Students were able to sign up for three 20-minute sessions to listen, watch videos in some cases and ask questions.
Jones, Class of 2005, told students how he turned a lifelong love of math and science into a career as a civil engineer. He talked about working together as part of a team to solve problems and create long-lasting solutions.
His latest assignment, he said is an $8 million project to redesign 1.4 miles of West Main Street between Highway 99 and downtown Turlock.
“Most of the homes along the road are 100 years old. The infrastructure also is 100 years old,” Jones said. “We’re trying to have the least impact on people’s lives and build a project that will last another 100 years.”
Answering students’ questions, he said engineers can expect to earn $75,000 to $140,000 a year after spending up to six years in college.
In another classroom, Jennings played an upbeat 7-minute video showing Paul Mitchell’s approach to teaching lifelong skills related to hair and skin care, nails and makeup. All 21 students in attendance were girls and many raised their hands when Jennings asked them if they had considered a career is cosmetology.

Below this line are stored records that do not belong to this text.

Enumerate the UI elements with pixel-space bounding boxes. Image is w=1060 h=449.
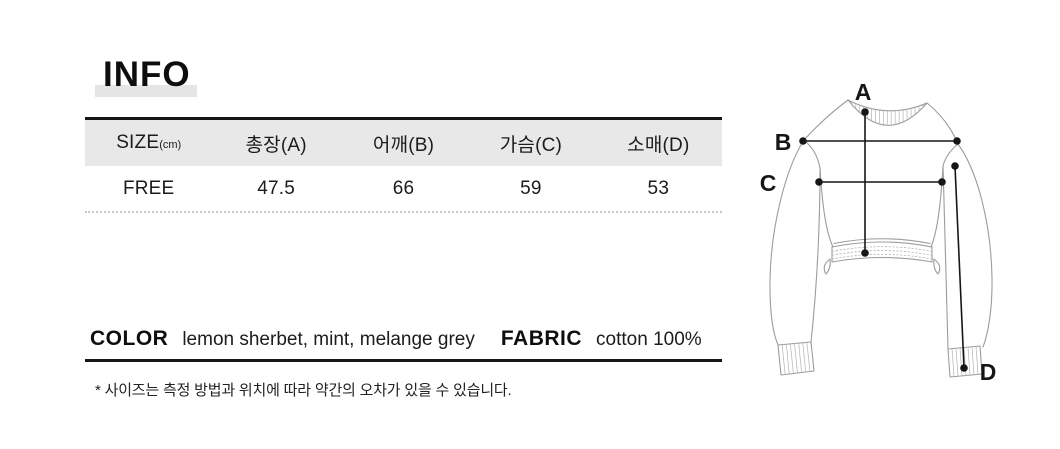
garment-measurement-diagram: A B C D (760, 79, 997, 385)
measurement-lines (803, 112, 965, 369)
fabric-label: FABRIC (500, 327, 583, 350)
fabric-value: cotton 100% (596, 329, 702, 350)
cell-shoulder-value: 66 (392, 177, 415, 199)
measurement-dots (799, 108, 968, 372)
size-table: SIZE(cm) 총장(A) 어깨(B) 가슴(C) 소매(D) FREE 47… (85, 117, 722, 213)
measurement-label-b: B (775, 129, 792, 155)
page-title: INFO (103, 55, 191, 94)
right-armpit-seam (942, 143, 959, 167)
hem-ends (831, 246, 933, 263)
size-label: SIZE (116, 132, 160, 153)
hem-top-arc (831, 241, 933, 248)
cell-chest-value: 59 (520, 177, 542, 199)
left-cuff (777, 341, 815, 376)
color-value: lemon sherbet, mint, melange grey (182, 329, 475, 350)
left-armpit-seam (803, 139, 821, 169)
header-cell-shoulder: 어깨(B) (372, 134, 435, 156)
right-sleeve-inner (942, 165, 949, 350)
measurement-label-d: D (980, 359, 997, 385)
hem-top-outline (833, 238, 931, 245)
cuff-rib-lines (781, 342, 979, 377)
color-label: COLOR (90, 327, 169, 350)
hem-rib-texture (831, 246, 933, 260)
hem-bottom-arc (831, 256, 933, 263)
bottom-rule (85, 359, 722, 362)
right-body-side (930, 165, 944, 248)
left-drawstring-loop (823, 258, 831, 275)
title-highlight-bar (95, 85, 197, 97)
page-title-block: INFO (95, 55, 197, 97)
cell-length-value: 47.5 (257, 177, 295, 199)
cell-size-free: FREE (122, 177, 175, 199)
measure-line-d (954, 165, 965, 369)
sweater-outline (769, 99, 993, 378)
right-sleeve-outer (957, 143, 993, 348)
left-sleeve-inner (810, 167, 821, 343)
header-cell-chest: 가슴(C) (499, 134, 563, 156)
right-cuff (947, 345, 983, 378)
measurement-label-c: C (760, 170, 777, 196)
left-shoulder (803, 99, 849, 141)
right-drawstring-loop (933, 258, 941, 275)
measurement-label-a: A (855, 79, 872, 105)
left-body-side (819, 167, 834, 248)
size-unit-label: (cm) (159, 139, 182, 151)
header-cell-sleeve: 소매(D) (627, 134, 690, 156)
cell-sleeve-value: 53 (647, 177, 670, 199)
size-table-header-row: SIZE(cm) 총장(A) 어깨(B) 가슴(C) 소매(D) (85, 120, 722, 166)
size-disclaimer-note: * 사이즈는 측정 방법과 위치에 따라 약간의 오차가 있을 수 있습니다. (95, 382, 512, 399)
size-table-data-row: FREE 47.5 66 59 53 (85, 166, 722, 213)
header-cell-size: SIZE(cm) (85, 132, 212, 154)
right-shoulder (926, 102, 959, 145)
header-cell-length: 총장(A) (245, 134, 307, 156)
left-sleeve-outer (769, 139, 805, 346)
color-fabric-row: COLOR lemon sherbet, mint, melange grey … (90, 327, 702, 351)
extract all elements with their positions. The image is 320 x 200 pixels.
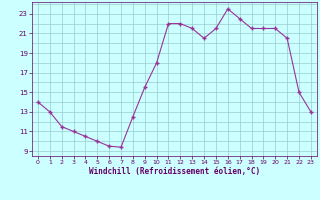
X-axis label: Windchill (Refroidissement éolien,°C): Windchill (Refroidissement éolien,°C) — [89, 167, 260, 176]
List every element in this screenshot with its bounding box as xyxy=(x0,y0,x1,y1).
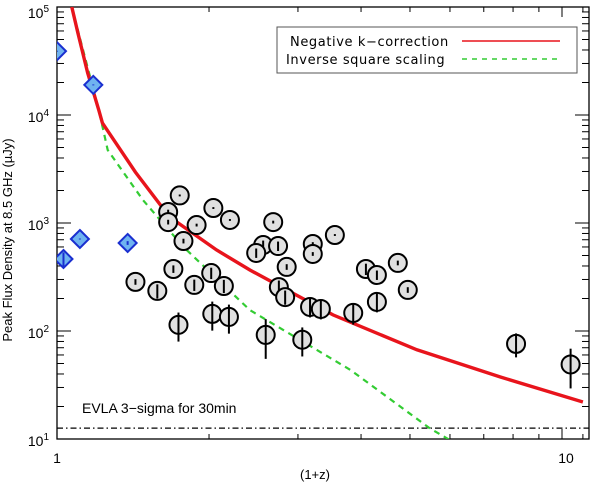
data-point-circle xyxy=(255,319,276,359)
data-point-diamond xyxy=(117,232,139,254)
legend-label-green: Inverse square scaling xyxy=(286,53,445,68)
marker-diamond xyxy=(57,40,68,62)
data-point-circle xyxy=(219,209,240,230)
x-tick-label: 1 xyxy=(53,450,61,466)
y-tick-label: 104 xyxy=(28,108,50,125)
data-point-circle xyxy=(275,287,296,308)
data-point-circle xyxy=(184,274,205,295)
data-point-circle xyxy=(560,348,581,389)
data-point-circle xyxy=(218,304,239,334)
data-point-circle xyxy=(158,212,179,233)
marker-diamond xyxy=(57,248,74,270)
y-tick-labels: 101 102 103 104 105 xyxy=(28,4,50,449)
data-point-circle xyxy=(343,302,364,325)
data-point-circle xyxy=(324,225,345,246)
data-point-circle xyxy=(203,198,224,219)
data-point-circle xyxy=(263,212,284,233)
data-point-circle xyxy=(506,333,527,358)
data-point-circle xyxy=(169,185,190,206)
data-point-circle xyxy=(302,243,323,264)
y-tick-label: 102 xyxy=(28,324,50,341)
data-point-circle xyxy=(246,242,267,263)
data-point-diamond xyxy=(69,228,91,250)
data-point-circle xyxy=(366,265,387,286)
data-points xyxy=(57,40,581,389)
data-point-circle xyxy=(366,291,387,313)
inverse-square-scaling-line xyxy=(70,7,451,439)
data-point-circle xyxy=(202,301,223,331)
data-point-circle xyxy=(397,279,418,300)
data-point-circle xyxy=(213,276,234,297)
legend-box xyxy=(276,26,578,74)
legend-label-red: Negative k−correction xyxy=(290,35,449,50)
data-point-circle xyxy=(268,236,289,257)
data-point-diamond xyxy=(57,40,68,62)
data-point-circle xyxy=(310,298,331,320)
evla-annotation: EVLA 3−sigma for 30min xyxy=(82,400,236,416)
data-point-circle xyxy=(168,312,189,342)
data-point-circle xyxy=(292,327,313,357)
y-tick-label: 103 xyxy=(28,216,50,233)
x-axis-title: (1+z) xyxy=(300,467,330,482)
data-point-diamond xyxy=(57,248,74,270)
data-point-circle xyxy=(186,215,207,236)
data-point-circle xyxy=(201,263,222,284)
data-point-circle xyxy=(125,271,146,292)
data-point-circle xyxy=(173,231,194,252)
y-tick-label: 105 xyxy=(28,4,50,21)
y-axis-title: Peak Flux Density at 8.5 GHz (µJy) xyxy=(0,138,15,341)
y-tick-label: 101 xyxy=(28,432,50,449)
data-point-circle xyxy=(387,252,408,273)
data-point-circle xyxy=(163,259,184,280)
data-point-circle xyxy=(147,280,168,301)
data-point-circle xyxy=(276,256,297,277)
data-point-diamond xyxy=(82,74,104,96)
legend: Negative k−correction Inverse square sca… xyxy=(276,26,578,74)
axis-ticks xyxy=(57,7,589,440)
x-tick-label: 10 xyxy=(558,450,574,466)
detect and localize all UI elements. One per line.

She said training takes about a year if students devote themselves to it full time and she encouraged those interested to visit the Modesto salon to see for themselves what it’s like.
“The possibilities are endless,” she said. “It’s really up to you to see your end goal and how hard you want to work to get there.”

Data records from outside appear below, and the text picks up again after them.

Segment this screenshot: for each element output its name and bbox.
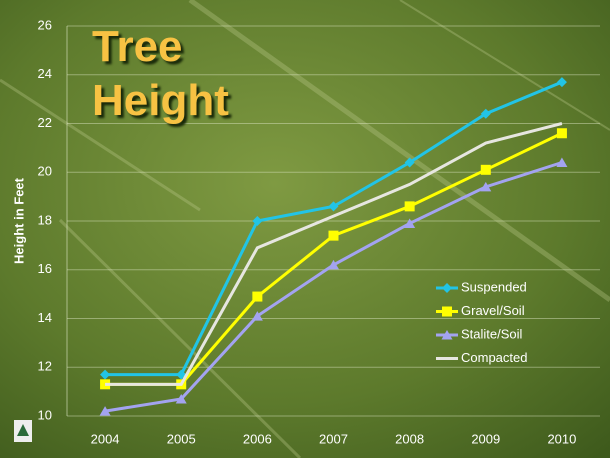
marker (404, 157, 415, 168)
x-tick-label: 2005 (167, 431, 196, 446)
marker (251, 311, 263, 321)
marker (252, 216, 263, 226)
marker (442, 306, 452, 317)
marker (99, 406, 111, 416)
series-line (105, 122, 563, 386)
marker (480, 108, 491, 119)
marker (100, 369, 111, 380)
x-tick-label: 2007 (319, 431, 348, 446)
x-tick-label: 2004 (91, 431, 120, 446)
legend-label: Compacted (461, 350, 527, 365)
legend-label: Stalite/Soil (461, 326, 523, 341)
marker (556, 77, 567, 88)
x-tick-label: 2006 (243, 431, 272, 446)
y-tick-label: 12 (38, 359, 52, 374)
marker (404, 201, 415, 212)
marker (442, 283, 452, 293)
marker (556, 157, 568, 167)
chart-title: Tree Height (92, 22, 229, 125)
marker (328, 201, 339, 212)
y-tick-label: 18 (38, 212, 52, 227)
legend-label: Gravel/Soil (461, 303, 525, 318)
marker (328, 230, 339, 241)
x-tick-label: 2009 (471, 431, 500, 446)
x-tick-label: 2010 (547, 431, 576, 446)
marker (404, 218, 416, 228)
y-tick-label: 22 (38, 115, 52, 130)
y-tick-label: 26 (38, 17, 52, 32)
marker (441, 330, 453, 340)
marker (252, 291, 263, 302)
y-tick-label: 14 (38, 310, 52, 325)
y-axis-label: Height in Feet (11, 177, 26, 264)
y-tick-label: 24 (38, 66, 52, 81)
y-tick-label: 20 (38, 164, 52, 179)
legend-label: Suspended (461, 279, 527, 294)
marker (480, 181, 492, 192)
logo (14, 420, 32, 442)
x-tick-label: 2008 (395, 431, 424, 446)
y-tick-label: 10 (38, 407, 52, 422)
marker (556, 128, 567, 139)
marker (175, 393, 187, 404)
marker (480, 164, 491, 175)
marker (328, 259, 339, 270)
y-tick-label: 16 (38, 261, 52, 276)
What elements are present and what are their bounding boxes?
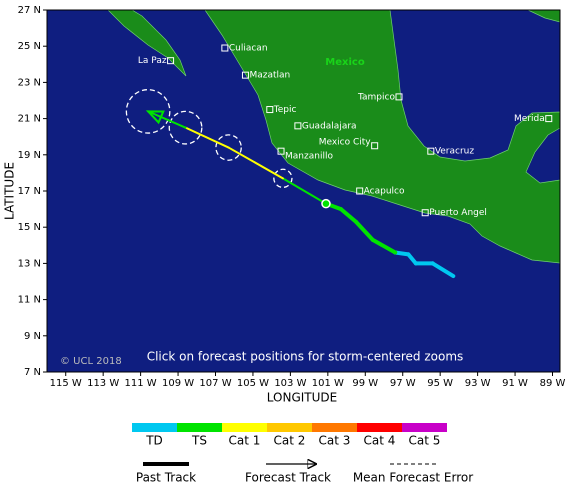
past-track-segment bbox=[393, 250, 411, 257]
forecast-error bbox=[168, 110, 203, 145]
y-tick-label: 19 N bbox=[18, 150, 41, 161]
past-track-segment bbox=[353, 219, 375, 242]
category-label: TS bbox=[191, 434, 207, 448]
forecast-track-segment bbox=[281, 177, 327, 205]
country-label: Mexico bbox=[325, 57, 365, 68]
category-label: Cat 4 bbox=[364, 434, 396, 448]
city-marker bbox=[395, 93, 403, 101]
city-marker bbox=[277, 147, 285, 155]
x-tick-label: 101 W bbox=[312, 378, 344, 389]
city-label: Merida bbox=[514, 114, 545, 124]
city-marker bbox=[294, 122, 302, 130]
y-tick-label: 17 N bbox=[18, 186, 41, 197]
category-swatch bbox=[267, 423, 312, 432]
city-label: Manzanillo bbox=[285, 152, 333, 162]
current-position bbox=[321, 198, 331, 209]
x-tick-label: 111 W bbox=[125, 378, 157, 389]
category-label: Cat 1 bbox=[229, 434, 261, 448]
category-swatch bbox=[132, 423, 177, 432]
city-label: Culiacan bbox=[229, 44, 268, 54]
x-tick-label: 103 W bbox=[274, 378, 306, 389]
city-marker bbox=[356, 187, 364, 195]
y-tick-label: 13 N bbox=[18, 258, 41, 269]
category-label: Cat 2 bbox=[274, 434, 306, 448]
city-marker bbox=[167, 57, 175, 65]
category-swatch bbox=[177, 423, 222, 432]
past-track-label: Past Track bbox=[136, 471, 196, 485]
category-swatch bbox=[402, 423, 447, 432]
category-swatch bbox=[222, 423, 267, 432]
x-tick-label: 95 W bbox=[427, 378, 453, 389]
x-tick-label: 93 W bbox=[465, 378, 491, 389]
x-tick-label: 89 W bbox=[540, 378, 566, 389]
category-label: Cat 5 bbox=[409, 434, 441, 448]
baja-california bbox=[107, 10, 187, 77]
forecast-track-label: Forecast Track bbox=[245, 471, 331, 485]
city-marker bbox=[371, 142, 379, 150]
y-tick-label: 23 N bbox=[18, 77, 41, 88]
x-axis-title: LONGITUDE bbox=[267, 391, 337, 405]
forecast-track-segment bbox=[184, 126, 230, 149]
category-swatch bbox=[312, 423, 357, 432]
city-label: Puerto Angel bbox=[429, 208, 487, 218]
y-tick-label: 21 N bbox=[18, 114, 41, 125]
x-tick-label: 91 W bbox=[502, 378, 528, 389]
city-marker bbox=[545, 115, 553, 123]
city-label: Guadalajara bbox=[302, 121, 357, 131]
forecast-error bbox=[215, 134, 242, 161]
city-marker bbox=[427, 147, 435, 155]
land bbox=[107, 10, 560, 264]
past-track-segment bbox=[370, 237, 398, 255]
mainland bbox=[204, 10, 560, 264]
past-track-segment bbox=[338, 207, 358, 224]
cuba bbox=[527, 10, 560, 23]
category-label: Cat 3 bbox=[319, 434, 351, 448]
y-tick-label: 11 N bbox=[18, 295, 41, 306]
city-label: Veracruz bbox=[435, 147, 475, 157]
forecast-error bbox=[273, 168, 293, 189]
x-tick-label: 105 W bbox=[237, 378, 269, 389]
past-track-segment bbox=[430, 261, 456, 279]
x-tick-label: 99 W bbox=[352, 378, 378, 389]
y-tick-label: 7 N bbox=[24, 367, 41, 378]
city-label: Tampico bbox=[357, 92, 395, 102]
category-label: TD bbox=[145, 434, 163, 448]
y-tick-label: 9 N bbox=[24, 331, 41, 342]
forecast-error bbox=[125, 88, 171, 134]
forecast-arrowhead bbox=[145, 110, 165, 125]
y-tick-label: 15 N bbox=[18, 222, 41, 233]
y-axis-title: LATITUDE bbox=[3, 162, 17, 220]
city-marker bbox=[266, 106, 274, 114]
x-tick-label: 113 W bbox=[87, 378, 119, 389]
copyright: © UCL 2018 bbox=[60, 356, 122, 367]
x-tick-label: 115 W bbox=[50, 378, 82, 389]
legend-key: Past Track Forecast Track Mean Forecast … bbox=[136, 464, 473, 485]
city-label: Mazatlan bbox=[249, 71, 290, 81]
x-tick-label: 97 W bbox=[390, 378, 416, 389]
city-marker bbox=[241, 71, 249, 79]
city-label: La Paz bbox=[138, 56, 167, 66]
category-swatch bbox=[357, 423, 402, 432]
note[interactable]: Click on forecast positions for storm-ce… bbox=[147, 350, 464, 364]
city-label: Mexico City bbox=[319, 137, 372, 147]
y-tick-label: 25 N bbox=[18, 41, 41, 52]
city-label: Acapulco bbox=[364, 187, 405, 197]
y-tick-label: 27 N bbox=[18, 5, 41, 16]
city-label: Tepic bbox=[273, 105, 297, 115]
map-layer: Culiacan La Paz Mazatlan Tepic Guadalajara Ma… bbox=[125, 44, 553, 279]
error-label: Mean Forecast Error bbox=[353, 471, 473, 485]
forecast-track-segment bbox=[227, 146, 284, 180]
x-tick-label: 107 W bbox=[199, 378, 231, 389]
city-marker bbox=[221, 44, 229, 52]
x-tick-label: 109 W bbox=[162, 378, 194, 389]
city-marker bbox=[421, 209, 429, 217]
forecast-track-segment bbox=[147, 110, 187, 129]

Paul Mitchell graduates are working in high-profile industries such as movies, fashion and magazines in addition to in hair salons all over the country, she said. The most versatile can make a very good living.

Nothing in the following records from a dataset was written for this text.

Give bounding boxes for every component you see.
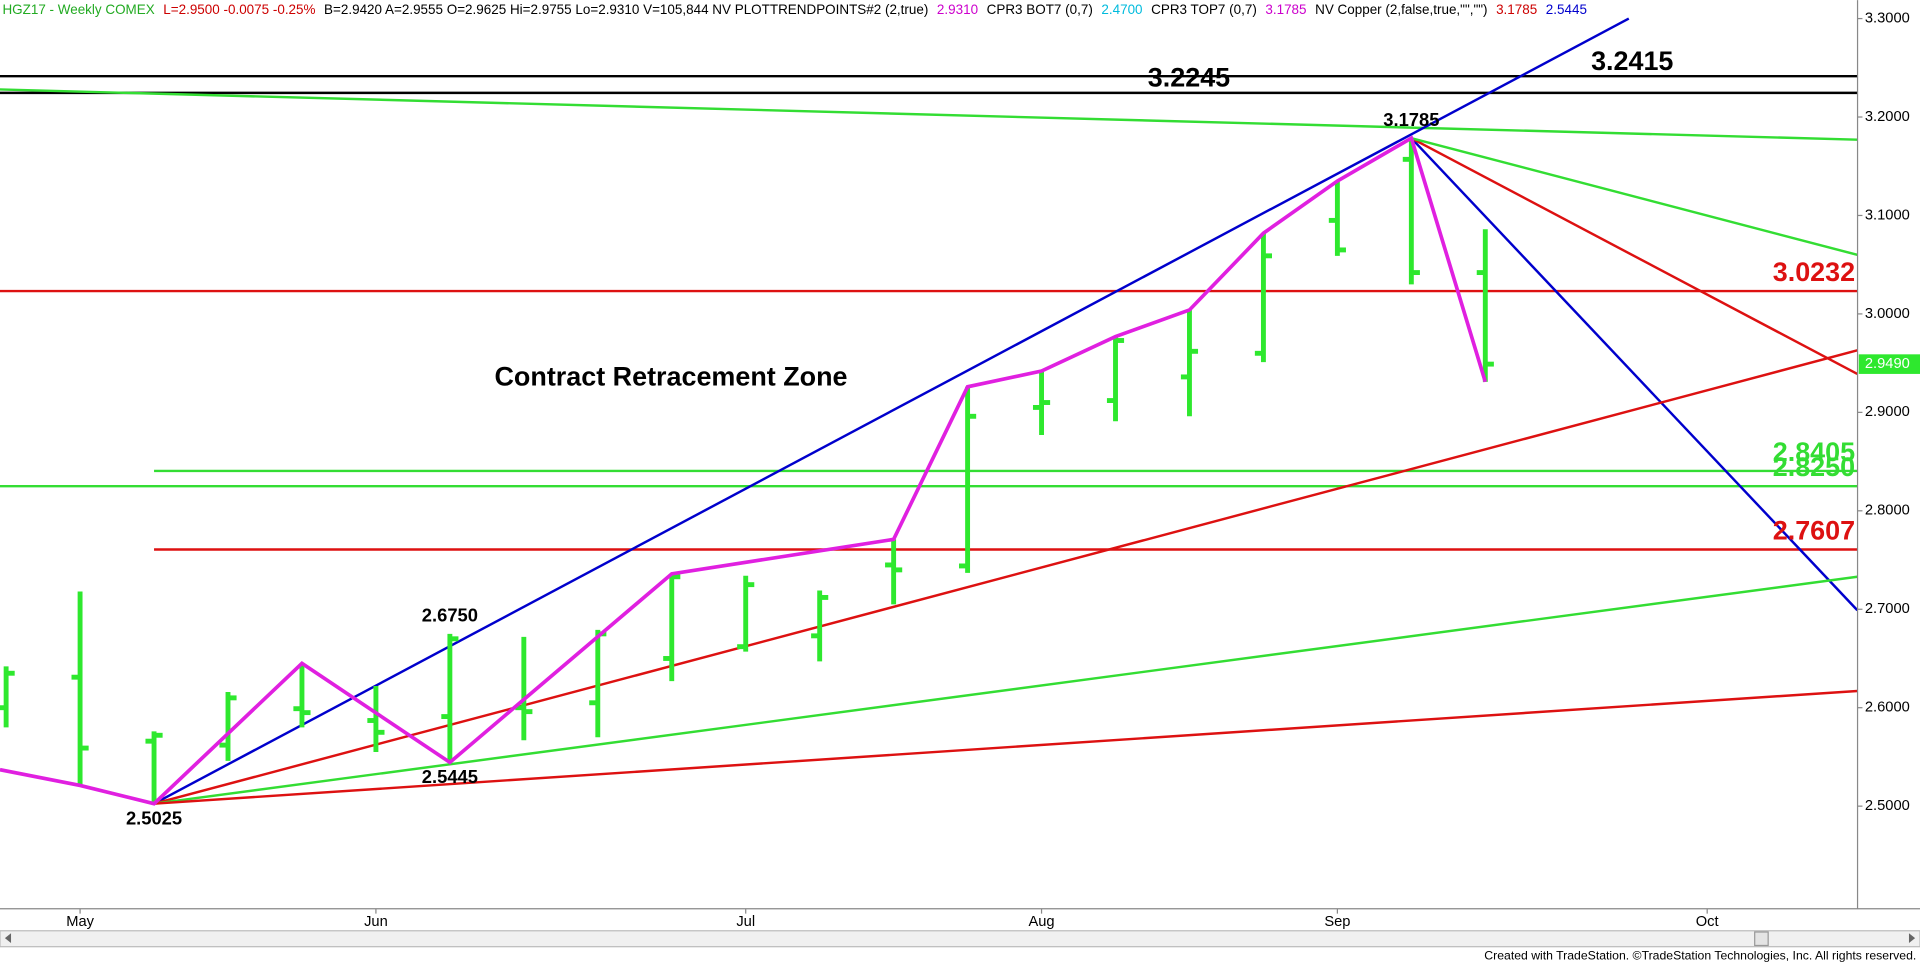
header-segment: 3.1785: [1496, 2, 1537, 17]
y-tick-label: 3.2000: [1865, 109, 1910, 125]
level-label: 3.0232: [1773, 257, 1855, 287]
trendline: [1410, 137, 1858, 612]
y-tick-label: 3.3000: [1865, 10, 1910, 26]
y-tick-label: 3.0000: [1865, 306, 1910, 322]
point-label: 3.1785: [1383, 109, 1439, 130]
x-tick-label: Aug: [1028, 914, 1054, 930]
level-label: 3.2415: [1591, 46, 1673, 76]
plot-area: [0, 17, 1858, 806]
y-tick-label: 2.9000: [1865, 404, 1910, 420]
trendline: [1410, 137, 1858, 376]
header-segment: B=2.9420 A=2.9555 O=2.9625 Hi=2.9755 Lo=…: [324, 2, 928, 17]
scroll-right[interactable]: [1908, 933, 1916, 944]
x-tick-label: Jun: [364, 914, 388, 930]
zone-label: Contract Retracement Zone: [494, 362, 847, 392]
last-price-label: 2.9490: [1865, 356, 1910, 372]
trend-points-line: [0, 135, 1488, 806]
trendline: [1411, 137, 1858, 257]
y-tick-label: 3.1000: [1865, 207, 1910, 223]
y-tick-label: 2.7000: [1865, 601, 1910, 617]
point-label: 2.6750: [422, 605, 478, 626]
header-segment: 3.1785: [1265, 2, 1306, 17]
x-tick-label: Sep: [1324, 914, 1350, 930]
x-tick-label: Oct: [1696, 914, 1719, 930]
x-tick-label: May: [66, 914, 94, 930]
level-label: 2.8250: [1773, 452, 1855, 482]
footer: Created with TradeStation. ©TradeStation…: [1484, 949, 1916, 963]
level-label: 2.7607: [1773, 515, 1855, 545]
trendline: [153, 689, 1858, 805]
last-price-box: [1858, 354, 1920, 374]
level-label: 3.2245: [1148, 63, 1230, 93]
scroll-left[interactable]: [4, 933, 12, 944]
header-segment: NV Copper (2,false,true,"",""): [1315, 2, 1487, 17]
y-tick-label: 2.6000: [1865, 700, 1910, 716]
trendline: [153, 349, 1858, 805]
header-segment: HGZ17 - Weekly COMEX: [2, 2, 154, 17]
trendline: [153, 17, 1630, 805]
point-label: 2.5025: [126, 807, 182, 828]
x-tick-label: Jul: [736, 914, 755, 930]
level-label: 2.8405: [1773, 437, 1855, 467]
trendline: [153, 575, 1858, 805]
y-tick-label: 2.5000: [1865, 798, 1910, 814]
header: HGZ17 - Weekly COMEX L=2.9500 -0.0075 -0.…: [2, 2, 1587, 17]
header-segment: 2.5445: [1546, 2, 1587, 17]
header-segment: L=2.9500 -0.0075 -0.25%: [163, 2, 315, 17]
scroll-thumb[interactable]: [1754, 931, 1769, 947]
header-segment: 2.9310: [937, 2, 978, 17]
header-segment: 2.4700: [1101, 2, 1142, 17]
scrollbar[interactable]: [0, 930, 1920, 948]
trendline: [0, 88, 1858, 141]
header-segment: CPR3 TOP7 (0,7): [1151, 2, 1257, 17]
y-tick-label: 2.8000: [1865, 503, 1910, 519]
header-segment: CPR3 BOT7 (0,7): [987, 2, 1093, 17]
point-label: 2.5445: [422, 766, 478, 787]
axes: 2.5000 2.6000 2.7000 2.8000 2.9000 3.0000 3.10…: [66, 10, 1910, 930]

“If you are an expert in both cosmetology and makeup, you can charge $150 an hour instead of just $50 an hour for makeup,” Jennings said.
Video also was a key part of the presentation from Zamora and Lerna, the Explorer Scouts. The video showed all the different units within the Sheriff’s Department – from patrol to the jail, air and dive teams, forensics, the bomb squad, courts, records and other areas.
Many of the 23 students in attendance indicated they were considering a law enforcement career. Zamora and Lerna encouraged them to join the Explorer Scouts, which can be an important precursor to entering the formal police academy.
Scouts must pass physical tests, an oral exam and a background check before they are accepted. Once onboard, they are mentored by full-time deputies.
“We learn how to talk with people, how to show respect, how to do pat downs,” Lerna said.
Deputies earn $60,000 to $80,000, Zamora said, plus overtime and bonus pay for additional training (like military service).
“Every day is different,” Zamora said. “You never know what will happen. You have to keep your head on a swivel.”
The day began with an upbeat presentation from Torrance Hampton. He is the co-founder & executive producer for G|FCTR FILMS, a motion picture, digital content and brand storytelling collective that works with some of the world’s biggest brands including NFL, Comcast NBC Universal, Aston Martin, and Radio One. He encouraged students to turn their passion into a paycheck.
The morning ended with nearly 300 high school students in the gym, where many of the presenters as well as colleges set up booths to distribute information and answer additional questions.
“I think it was a success,” said high school counselor Cherie Gresham, who coordinated Wednesday’s activities. “Our goal was to connect them with people, to get them out of their bubble.”